Nicht in Frankenbeträgen, aber es gibt selbstverständlich Leistungskennzahlen. Diese orientieren sich an unseren Zielen und Prioritäten punkto Verkehr, Sicherheit und Kriminalität und werden auf die einzelnen Organisationseinheiten runtergebrochen.

Also doch ein Bussen-Soll. Ist das der Grund, warum der Fahrer eines getunten BMW viel häufiger kontrolliert wird als der Fahrer eines unauffälligen VW Golf?

Das stimmt nicht! Unsere Polizisten kontrollieren selbstverständlich verdächtige Fahrzeuge. Aber auch unauffällige Wagen werden überprüft. Ich selber wurde gerade letzthin am Sonntagabend in Aarau kontrolliert. Ich sass in einem zwölfjährigen Volvo-Kombi mit Kindersitzen.

Und, wurden Sie erkannt?

Nein. Am Schluss sagte ich dem Polizisten, ich sei dann der neue Chef ...

Was kann die Polizei dazu beitragen, das Sicherheitsgefühl der Bevölkerung rund um Asylunterkünfte zu verbessern?

Unsere Aktion «Crime Stop» hat das subjektive Sicherheitsbefinden bereits erhöht. Sie zielt aber nicht nur auf kriminelle Asylbewerber, sondern auch auf Kriminaltouristen. Beim Kampf gegen bandenmässige Kriminalität über mehrere Kantone hinweg müssen wir einen Schwerpunkt legen. Dafür muss auch die Koordination mit anderen Polizeikorps verbessert werden.
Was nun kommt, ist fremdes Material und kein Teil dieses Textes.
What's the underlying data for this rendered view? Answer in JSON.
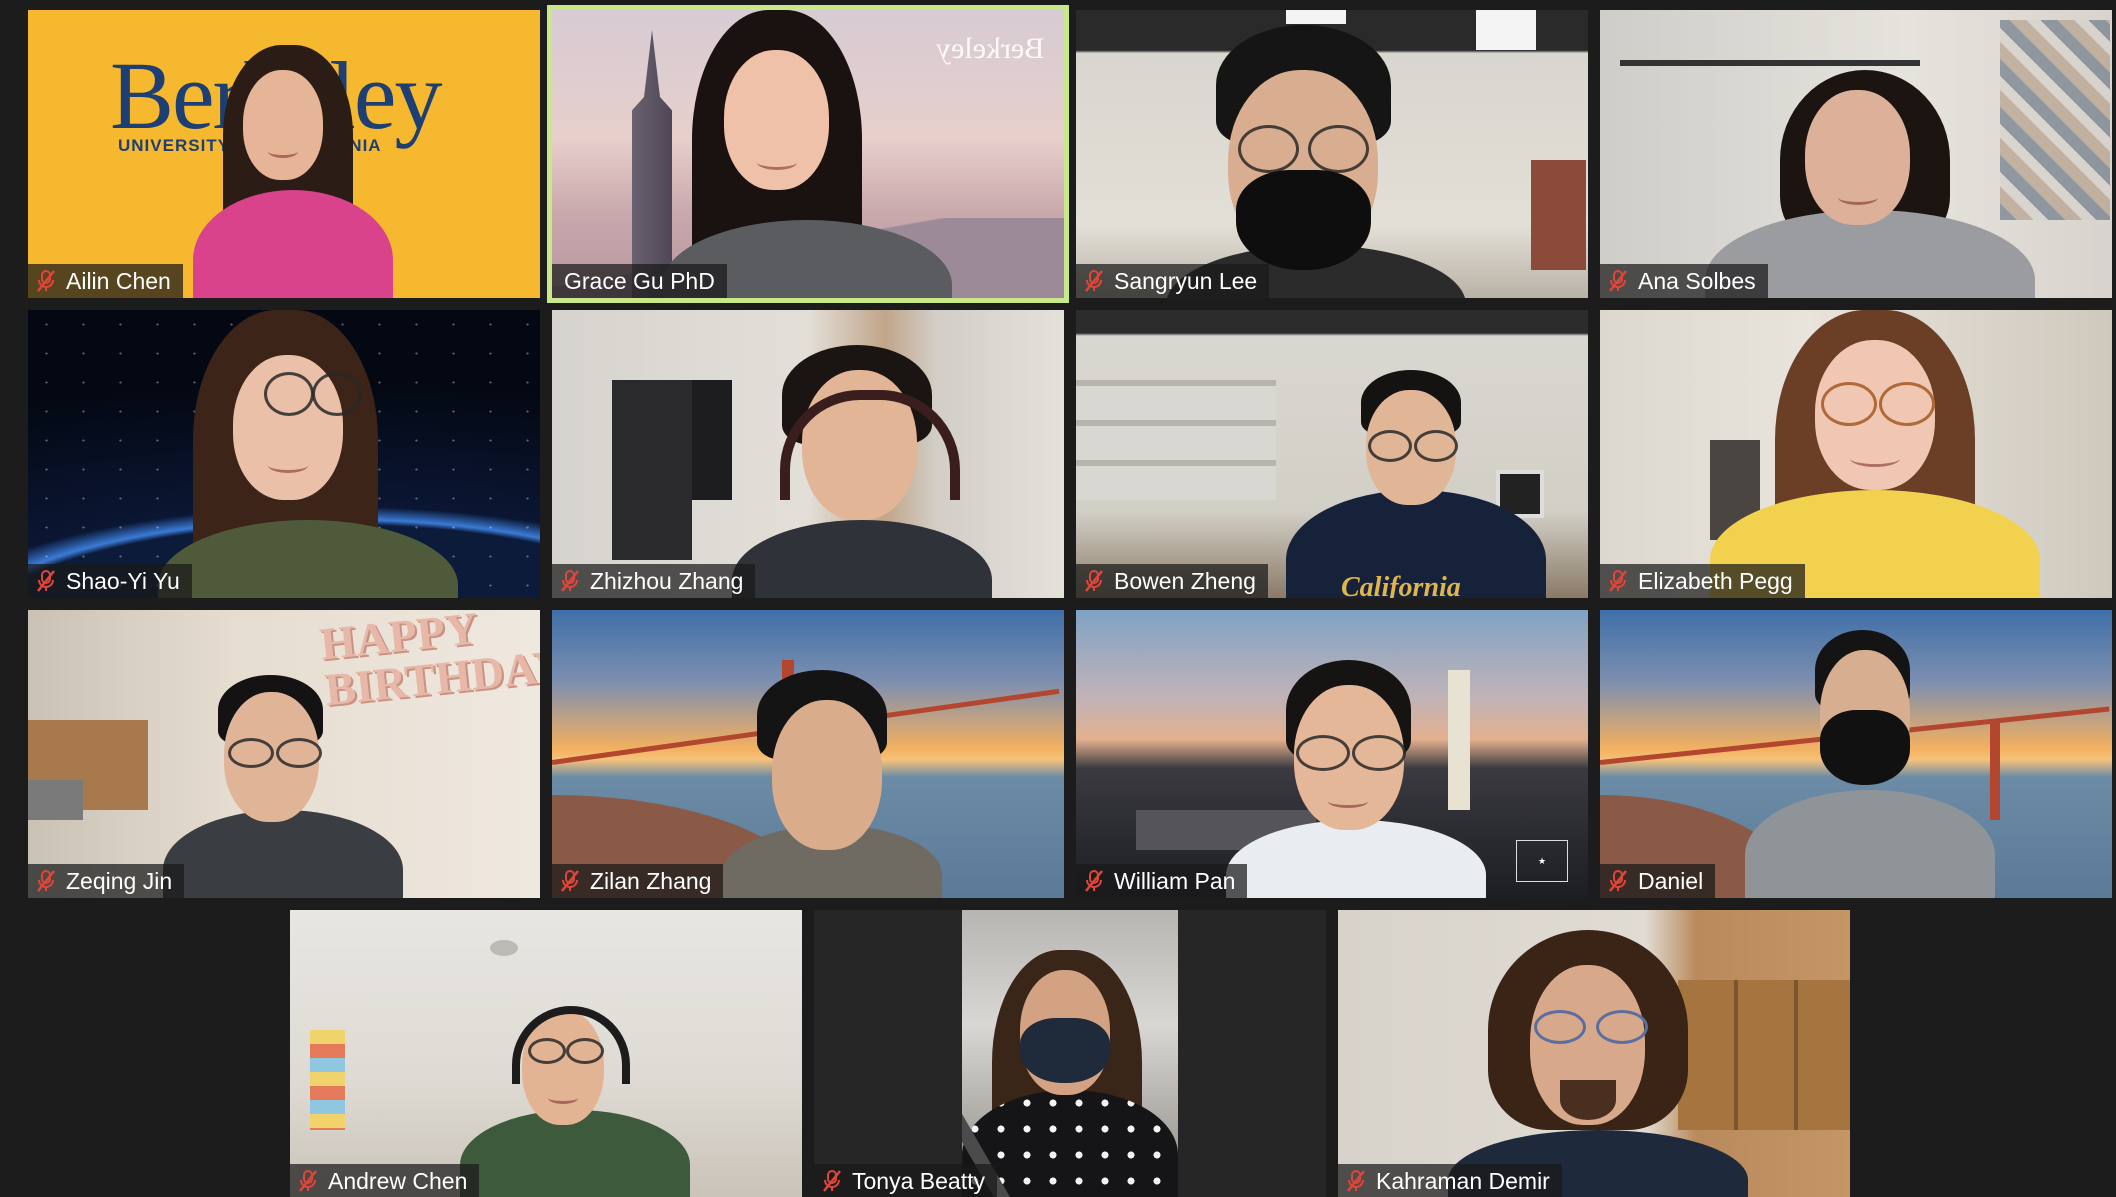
{
  "meeting": {
    "participants": [
      {
        "name": "Ailin Chen",
        "muted": true
      },
      {
        "name": "Grace Gu PhD",
        "muted": false,
        "active_speaker": true
      },
      {
        "name": "Sangryun Lee",
        "muted": true
      },
      {
        "name": "Ana Solbes",
        "muted": true
      },
      {
        "name": "Shao-Yi Yu",
        "muted": true
      },
      {
        "name": "Zhizhou Zhang",
        "muted": true
      },
      {
        "name": "Bowen Zheng",
        "muted": true
      },
      {
        "name": "Elizabeth Pegg",
        "muted": true
      },
      {
        "name": "Zeqing Jin",
        "muted": true
      },
      {
        "name": "Zilan Zhang",
        "muted": true
      },
      {
        "name": "William Pan",
        "muted": true
      },
      {
        "name": "Daniel",
        "muted": true
      },
      {
        "name": "Andrew Chen",
        "muted": true
      },
      {
        "name": "Tonya Beatty",
        "muted": true
      },
      {
        "name": "Kahraman Demir",
        "muted": true
      }
    ]
  },
  "backgrounds": {
    "berkeley_wordmark": "Berkeley",
    "berkeley_subtitle": "UNIVERSITY OF CALIFORNIA",
    "shirt_text": "California",
    "balloon_text": "HAPPY BIRTHDAY"
  },
  "colors": {
    "speaker_border": "#c8e88a",
    "muted_icon": "#e0453a",
    "berkeley_gold": "#f5b82e",
    "berkeley_blue": "#1d3f73"
  },
  "icons": {
    "muted": "microphone-muted-icon"
  }
}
Heute sind die Banden also besser organisiert als die Polizei?

Sie nützen unsere zahlreichen Hochleistungsstrassen aus. Und natürlich sind sie zuerst einmal im Vorteil, wenn sie getarnt irgendwo zuschlagen und dann sofort verschwinden.

In Bern wurden gewaltbereite Demonstranten an den Internet-Pranger gestellt. Werden Sie das auch im Aargau tun?

Bei einer Öffentlichkeitsfahndung kommt man nicht um das Internet herum. Der Steckbrief ist überholt. Allerdings sollte man das Instrument nicht zu oft einsetzen, weil es sich abnutzt. Zudem stellt sich die Frage nach dem Persönlichkeitsschutz. Dieser darf bei Personen, die bei illegalen Demonstrationen massive Gewalt anwenden, allerdings nicht zu stark gewichtet werden.

Dann könnten Sie ja die Fotos der Chaoten vom «Nächtlichen Tanzvergnügen» in Aarau ins Netz stellen.

Zu diesem konkreten Fall äussere ich mich nicht.

Zum Schluss leiten wir Ihnen einen Wunsch weiter: Ihr Polizeipsychologe Horst Hablitz zeigte sich in der az besorgt über fehlende Wertschätzung im Polizeikorps.

Mangelnde Empathie hat mir noch niemand vorgeworfen. Nach aussen wirke ich wohl etwas distanziert, ich bin auch eher eine introvertierte Person. Wer mich kennt, weiss, dass man mit mir gut zusammenarbeiten kann.